Despite arriving home well past midnight, the landlady's lights were still on. Fred actually drove past the house once, like a skulking stalker, to see if she was still up. When he saw she was he parked his car at the end of the street and walked up the back alley to enter the house by the back entrance.
It was an old house, in its heyday it may have even been called a mansion. Now it was simply Miss May's Apartment House, as proclaimed by a hand painted sign wired to the railing on the front porch. Some shoddy carpentry and plumbing work had divided the house into five different apartments, and Miss May, the great-granddaughter of the man who originally built his dream home with his own hands spent her few remaining years haunting the lives of her tenants.
It was for this reason that Fred snuck in through the back door, opening and closing it as slowly and carefully as possible before removing his shoes and starting to creep down the darkened stairwell. He was about halfway down when the overhead light suddenly turned on, and Miss May's tremulous old voice startled Fred into dropping his shoes and nearly falling down the remaining stairs.
"You should turn the light on when you go down the stairs Freddy." Miss May remarked. "You might fall and kill yurself, and then how would I 'splain that to the cops huh?" Fred bit his lip in an effort not to retort angrily. He turned and looked up at the old woman, his heart still hammering in his chest as he pondered the most polite thing to say. He finally settled for the tried and true: meek and obedient. It seemed the most likely plan to keep from getting trapped in a conversation.

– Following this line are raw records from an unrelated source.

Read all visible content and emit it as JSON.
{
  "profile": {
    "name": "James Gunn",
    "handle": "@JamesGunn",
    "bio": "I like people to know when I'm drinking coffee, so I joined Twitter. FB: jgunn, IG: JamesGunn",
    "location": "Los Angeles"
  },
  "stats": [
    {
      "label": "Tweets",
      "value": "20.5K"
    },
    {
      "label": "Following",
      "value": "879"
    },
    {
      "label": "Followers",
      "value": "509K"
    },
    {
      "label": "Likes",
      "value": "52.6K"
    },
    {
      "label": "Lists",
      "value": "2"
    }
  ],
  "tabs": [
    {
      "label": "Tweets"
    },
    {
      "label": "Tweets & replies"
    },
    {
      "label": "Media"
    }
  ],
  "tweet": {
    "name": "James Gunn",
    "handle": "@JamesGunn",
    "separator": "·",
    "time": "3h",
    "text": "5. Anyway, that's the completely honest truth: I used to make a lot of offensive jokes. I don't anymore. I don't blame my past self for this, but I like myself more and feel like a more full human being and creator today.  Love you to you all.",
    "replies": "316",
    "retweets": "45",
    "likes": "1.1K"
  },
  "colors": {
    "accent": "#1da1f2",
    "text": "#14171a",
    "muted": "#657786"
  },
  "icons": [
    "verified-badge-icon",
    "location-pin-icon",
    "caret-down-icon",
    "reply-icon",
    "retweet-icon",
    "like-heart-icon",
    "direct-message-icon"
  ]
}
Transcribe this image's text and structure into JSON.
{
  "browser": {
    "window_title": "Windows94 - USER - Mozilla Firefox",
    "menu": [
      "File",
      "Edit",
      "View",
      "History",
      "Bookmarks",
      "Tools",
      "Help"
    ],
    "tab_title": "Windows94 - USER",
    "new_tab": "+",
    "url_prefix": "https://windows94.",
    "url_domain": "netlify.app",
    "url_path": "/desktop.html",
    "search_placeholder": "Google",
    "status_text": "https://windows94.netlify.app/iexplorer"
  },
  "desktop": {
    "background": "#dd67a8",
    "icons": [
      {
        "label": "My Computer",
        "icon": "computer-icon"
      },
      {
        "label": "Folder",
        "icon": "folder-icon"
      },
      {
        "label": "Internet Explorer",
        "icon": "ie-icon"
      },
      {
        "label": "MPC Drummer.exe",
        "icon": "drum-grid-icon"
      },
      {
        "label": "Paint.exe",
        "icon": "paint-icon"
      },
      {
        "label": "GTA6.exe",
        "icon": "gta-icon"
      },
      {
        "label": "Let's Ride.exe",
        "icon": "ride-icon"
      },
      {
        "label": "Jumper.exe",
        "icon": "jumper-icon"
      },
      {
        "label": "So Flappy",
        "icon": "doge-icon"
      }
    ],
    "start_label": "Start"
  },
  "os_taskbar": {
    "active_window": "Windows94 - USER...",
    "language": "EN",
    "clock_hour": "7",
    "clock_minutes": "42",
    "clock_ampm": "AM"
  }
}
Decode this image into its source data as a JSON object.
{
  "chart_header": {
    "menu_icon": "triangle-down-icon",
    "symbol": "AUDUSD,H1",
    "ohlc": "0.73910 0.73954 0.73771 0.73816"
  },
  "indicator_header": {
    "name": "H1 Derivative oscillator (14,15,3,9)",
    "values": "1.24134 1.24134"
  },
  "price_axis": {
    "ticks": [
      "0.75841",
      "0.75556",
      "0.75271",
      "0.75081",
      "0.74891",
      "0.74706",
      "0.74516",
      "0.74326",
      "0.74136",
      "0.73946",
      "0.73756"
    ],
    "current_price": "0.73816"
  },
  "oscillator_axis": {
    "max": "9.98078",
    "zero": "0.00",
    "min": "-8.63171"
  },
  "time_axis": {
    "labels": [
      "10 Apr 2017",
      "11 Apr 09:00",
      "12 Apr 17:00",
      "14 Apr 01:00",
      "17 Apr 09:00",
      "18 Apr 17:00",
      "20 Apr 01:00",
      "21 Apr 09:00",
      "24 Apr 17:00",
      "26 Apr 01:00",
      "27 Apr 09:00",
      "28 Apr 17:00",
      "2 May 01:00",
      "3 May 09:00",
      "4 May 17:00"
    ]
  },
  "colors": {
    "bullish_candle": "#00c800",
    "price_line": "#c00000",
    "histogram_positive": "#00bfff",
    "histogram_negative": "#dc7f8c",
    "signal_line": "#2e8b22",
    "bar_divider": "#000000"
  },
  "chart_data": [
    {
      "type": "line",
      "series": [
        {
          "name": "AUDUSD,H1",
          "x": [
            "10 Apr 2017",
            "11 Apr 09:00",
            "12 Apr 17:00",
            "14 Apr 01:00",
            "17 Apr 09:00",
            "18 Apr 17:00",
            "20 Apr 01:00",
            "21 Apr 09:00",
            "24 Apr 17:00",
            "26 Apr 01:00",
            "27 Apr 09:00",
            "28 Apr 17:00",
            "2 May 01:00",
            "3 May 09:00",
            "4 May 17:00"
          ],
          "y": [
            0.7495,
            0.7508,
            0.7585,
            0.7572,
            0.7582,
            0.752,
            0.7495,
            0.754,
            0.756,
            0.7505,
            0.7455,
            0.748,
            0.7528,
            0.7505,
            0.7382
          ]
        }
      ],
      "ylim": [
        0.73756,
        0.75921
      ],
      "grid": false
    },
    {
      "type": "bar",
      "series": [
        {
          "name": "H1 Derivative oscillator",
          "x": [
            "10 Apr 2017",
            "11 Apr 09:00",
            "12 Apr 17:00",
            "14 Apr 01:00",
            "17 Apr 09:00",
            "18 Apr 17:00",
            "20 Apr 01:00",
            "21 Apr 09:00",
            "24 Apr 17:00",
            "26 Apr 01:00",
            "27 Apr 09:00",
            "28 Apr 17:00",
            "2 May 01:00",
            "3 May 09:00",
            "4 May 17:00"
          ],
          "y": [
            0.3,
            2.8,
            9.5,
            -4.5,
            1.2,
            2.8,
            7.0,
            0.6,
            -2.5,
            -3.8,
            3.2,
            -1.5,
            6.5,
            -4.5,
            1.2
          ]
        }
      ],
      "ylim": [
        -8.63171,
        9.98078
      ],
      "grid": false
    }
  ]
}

"Yes ma'am. You are right. I will keep that in mind next time. Good night Miss May." Fred mumbled, then turned and started back down the stairs. However, Miss May was not giving up that easily.

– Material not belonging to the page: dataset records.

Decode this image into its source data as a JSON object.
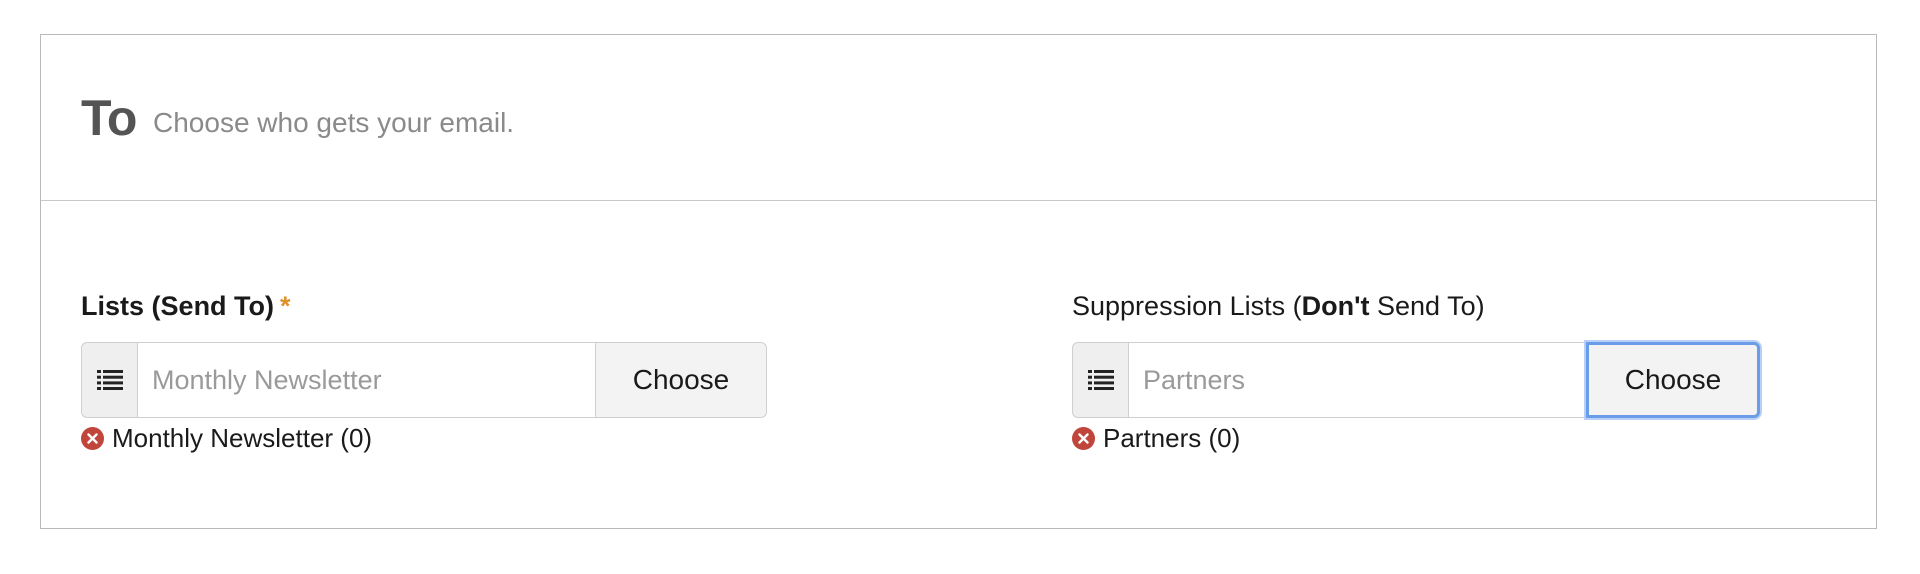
{
  "section": {
    "title": "To",
    "subtitle": "Choose who gets your email."
  },
  "lists": {
    "label_main": "Lists",
    "label_paren": "(Send To)",
    "required_marker": "*",
    "input_value": "",
    "input_placeholder": "Monthly Newsletter",
    "choose_label": "Choose",
    "icon": "list-icon",
    "selected_item": "Monthly Newsletter (0)"
  },
  "suppression": {
    "label_prefix": "Suppression Lists (",
    "label_bold": "Don't",
    "label_suffix": " Send To)",
    "input_value": "",
    "input_placeholder": "Partners",
    "choose_label": "Choose",
    "icon": "list-icon",
    "selected_item": "Partners (0)"
  },
  "colors": {
    "required": "#e0912a",
    "remove_icon": "#c0453a",
    "focus_ring": "#6b9ce8"
  }
}
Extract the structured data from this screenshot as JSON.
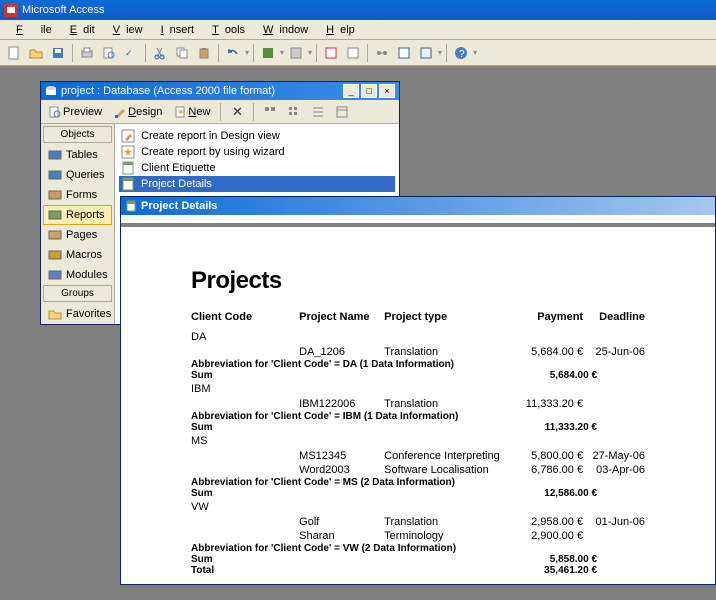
{
  "app": {
    "title": "Microsoft Access"
  },
  "menubar": [
    "File",
    "Edit",
    "View",
    "Insert",
    "Tools",
    "Window",
    "Help"
  ],
  "db_window": {
    "title": "project : Database (Access 2000 file format)",
    "toolbar": {
      "preview": "Preview",
      "design": "Design",
      "new": "New"
    },
    "sidebar": {
      "objects_label": "Objects",
      "items": [
        {
          "label": "Tables",
          "color": "#4a7dbd"
        },
        {
          "label": "Queries",
          "color": "#4a7dbd"
        },
        {
          "label": "Forms",
          "color": "#c96"
        },
        {
          "label": "Reports",
          "color": "#7a9d5e",
          "active": true
        },
        {
          "label": "Pages",
          "color": "#d0a060"
        },
        {
          "label": "Macros",
          "color": "#c8a030"
        },
        {
          "label": "Modules",
          "color": "#6080c0"
        }
      ],
      "groups_label": "Groups",
      "favorites_label": "Favorites"
    },
    "content": [
      {
        "label": "Create report in Design view",
        "icon": "design"
      },
      {
        "label": "Create report by using wizard",
        "icon": "wizard"
      },
      {
        "label": "Client Etiquette",
        "icon": "report"
      },
      {
        "label": "Project Details",
        "icon": "report",
        "selected": true
      }
    ]
  },
  "report": {
    "title": "Project Details",
    "heading": "Projects",
    "columns": {
      "client_code": "Client Code",
      "project_name": "Project Name",
      "project_type": "Project type",
      "payment": "Payment",
      "deadline": "Deadline"
    },
    "groups": [
      {
        "code": "DA",
        "rows": [
          {
            "name": "DA_1206",
            "type": "Translation",
            "payment": "5,684.00 €",
            "deadline": "25-Jun-06"
          }
        ],
        "summary_text": "Abbreviation for 'Client Code' = DA (1 Data Information)",
        "sum_label": "Sum",
        "sum_value": "5,684.00 €"
      },
      {
        "code": "IBM",
        "rows": [
          {
            "name": "IBM122006",
            "type": "Translation",
            "payment": "11,333.20 €",
            "deadline": ""
          }
        ],
        "summary_text": "Abbreviation for 'Client Code' = IBM (1 Data Information)",
        "sum_label": "Sum",
        "sum_value": "11,333.20 €"
      },
      {
        "code": "MS",
        "rows": [
          {
            "name": "MS12345",
            "type": "Conference Interpreting",
            "payment": "5,800.00 €",
            "deadline": "27-May-06"
          },
          {
            "name": "Word2003",
            "type": "Software Localisation",
            "payment": "6,786.00 €",
            "deadline": "03-Apr-06"
          }
        ],
        "summary_text": "Abbreviation for 'Client Code' = MS (2 Data Information)",
        "sum_label": "Sum",
        "sum_value": "12,586.00 €"
      },
      {
        "code": "VW",
        "rows": [
          {
            "name": "Golf",
            "type": "Translation",
            "payment": "2,958.00 €",
            "deadline": "01-Jun-06"
          },
          {
            "name": "Sharan",
            "type": "Terminology",
            "payment": "2,900.00 €",
            "deadline": ""
          }
        ],
        "summary_text": "Abbreviation for 'Client Code' = VW (2 Data Information)",
        "sum_label": "Sum",
        "sum_value": "5,858.00 €"
      }
    ],
    "total_label": "Total",
    "total_value": "35,461.20 €"
  }
}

"Well, since I'm still up, I might as well get you something to eat. Come on up and make yourself comfortable. I have some spaghetti left over..." Fred sighed deeply and interrupted her, a bit more brusquely than he intended.
"Ma'am, it's been a long day, and I already ate. I just need to get some sleep so I can get up early in the morning. Thanks anyway." Miss May's face registered shock, and then suspicion. Her eyes narrowed and she cocked her head to the side.

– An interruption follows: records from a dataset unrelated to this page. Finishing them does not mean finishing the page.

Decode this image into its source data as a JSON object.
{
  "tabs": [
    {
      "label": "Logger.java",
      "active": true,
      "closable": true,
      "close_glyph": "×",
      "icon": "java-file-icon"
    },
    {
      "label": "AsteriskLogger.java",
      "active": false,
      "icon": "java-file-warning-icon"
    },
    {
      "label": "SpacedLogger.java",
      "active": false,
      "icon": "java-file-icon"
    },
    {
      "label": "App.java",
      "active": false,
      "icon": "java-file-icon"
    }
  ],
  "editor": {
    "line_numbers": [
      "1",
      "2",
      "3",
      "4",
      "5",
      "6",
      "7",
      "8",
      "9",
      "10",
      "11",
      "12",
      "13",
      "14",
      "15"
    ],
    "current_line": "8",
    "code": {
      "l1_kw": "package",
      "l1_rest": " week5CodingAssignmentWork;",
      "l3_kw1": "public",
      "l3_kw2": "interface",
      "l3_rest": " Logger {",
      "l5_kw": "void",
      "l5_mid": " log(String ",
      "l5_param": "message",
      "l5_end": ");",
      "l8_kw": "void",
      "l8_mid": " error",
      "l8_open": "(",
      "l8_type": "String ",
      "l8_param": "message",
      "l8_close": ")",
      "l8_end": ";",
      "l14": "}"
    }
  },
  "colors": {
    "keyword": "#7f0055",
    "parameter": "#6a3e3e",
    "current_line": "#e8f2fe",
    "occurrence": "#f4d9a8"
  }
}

"Freddy Mace, are you smoking that cocaine? You been spendin' so much time over t' the big city, I been wonderin' how long it'd be afore you fell in wit' bad cumpny. I'll have none a' that in my house, y'hear?" She shook a crooked old finger at him, her fragile voice shaking with emotion.
"No Miss May, I am not using any drugs, and I have not fallen in with any bad company. I just have a research project that I must complete for my Master's thesis..." Fred trailed off as he saw Miss May's eyes glaze over. She had no idea what he was even talking about, to her it probably sounded even more suspicious than "smoking cocaine". He sighed heavily again, and started to turn away. Miss May's voice stopped him.
"What's happened to you Freddy? You used to be such a nice boy, the kind of kid I could sit and have a conversation with. Then, you start hanging out with that uppity lady from the college, you close your garage and put your friends out of a job, and now you're keeping all kinds of late hours and driving back and forth from the city all the time. If you ain't smoking cocaine, what is it? Somethin' just ain't right with you anymore. You ain't the Freddy Mace I remember."
Fred stared at her openmouthed, absorbing her words and finally understanding her recent agitation with him. He still felt like the same person he had been a year and a half ago, the uneducated, illiterate mechanic from a small town. But he was not. He was a brilliant scientist who had catapulted through a four year degree in six months, and was now performing research for one of the leading physicists in the world in preparation for writing his Master's thesis.
Fred had definitely changed, and he wondered that it had taken a temper tantrum by a petulant old maid to show him just how much.